Cala il gelo tra Londra e Mosca, dopo che Putin – prendendo le distanze dall’amministrazione Trump – aveva definito la scelta di silurare la base di Idlib in Siria “un attacco a uno Stato sovrano”. Oggi, l’ambasciata britannica a Mosca ha annunciato la cancellazione della visita del ministro degli Esteri della Gran Bretagna, Boris Johnson, che era prevista per il prossimo 10 aprile.

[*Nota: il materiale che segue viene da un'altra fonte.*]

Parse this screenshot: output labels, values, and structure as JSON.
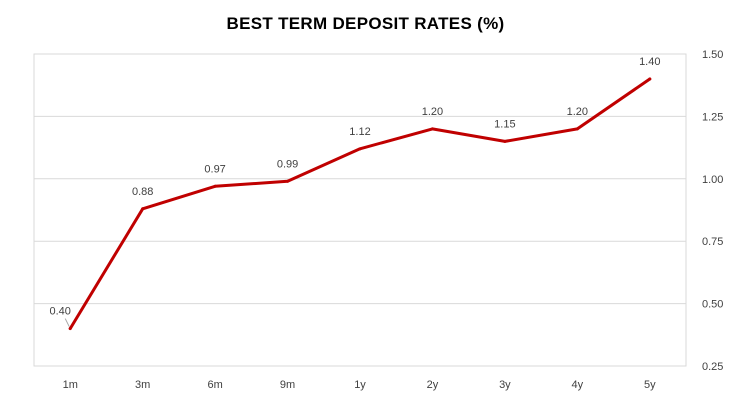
{
  "chart_data": {
    "type": "line",
    "title": "BEST TERM DEPOSIT RATES (%)",
    "xlabel": "",
    "ylabel": "",
    "categories": [
      "1m",
      "3m",
      "6m",
      "9m",
      "1y",
      "2y",
      "3y",
      "4y",
      "5y"
    ],
    "series": [
      {
        "values": [
          0.4,
          0.88,
          0.97,
          0.99,
          1.12,
          1.2,
          1.15,
          1.2,
          1.4
        ],
        "labels": [
          "0.40",
          "0.88",
          "0.97",
          "0.99",
          "1.12",
          "1.20",
          "1.15",
          "1.20",
          "1.40"
        ],
        "color": "#C00000"
      }
    ],
    "ylim": [
      0.25,
      1.5
    ],
    "yticks": [
      "0.25",
      "0.50",
      "0.75",
      "1.00",
      "1.25",
      "1.50"
    ],
    "y_axis_side": "right",
    "grid": true,
    "gridline_color": "#d9d9d9",
    "legend": "none"
  }
}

“Gli sviluppi in Siria – ha spiegato Johnson in un comunicato diffuso dal Foreign Office – hanno cambiato le situazione in modo fondamentale: la mia priorità è ora lavorare con i partner del G7 e costruire consenso per una tregua sul terreno e un’intensificazione del processo politico”. Insomma, il divorzio tra Putin e Trump ha prodotto i suoi frutti: il mondo torna a spaccarsi tra le due superpotenze.
Il Cremlino non ci sta: il ministero degli Esteri russo ha infatti definito “assurda” la posizione di Johnson: “La cancellazione della visita di Johnson a Mosca arriva dopo che essa era già stata riprogrammata. Le ragioni addotte dal lato britannico sono divergenti”. “Abbiamo l’impressione – ha aggiunto Maria Zakharova, citata dai media russi – che i nostri alleati occidentali stiano vivendo in una loro realtà, in cui tentano unilateralmente di costruire piani collettivi e poi unilateralmente li cambiano, adducendo pretesti assurdi”.
Intanto, si riformano i vecchi schieramenti da “cortina di ferro”. Hassan Rohani, presidente dell’Iran – Nazione “amica” della Russia e della Siria di Assad – ha chiesto a gran voce l’istituzione di una commissione d’inchiesta internazionale “per chiarire cosa c’è dietro il recente attacco degli Stati Uniti contro la Siria e la verità sull’uso e la provenienza delle armi chimiche usate come pretesto”. “La commissione d’inchiesta – ha spiegato Rohani – non dovrebbe includere persone sleali e gli Stati Uniti non dovrebbero dirigerla” e “la questione dell’uso di armi chimiche in Siria dovrebbe essere esaminata da Paesi neutrali”.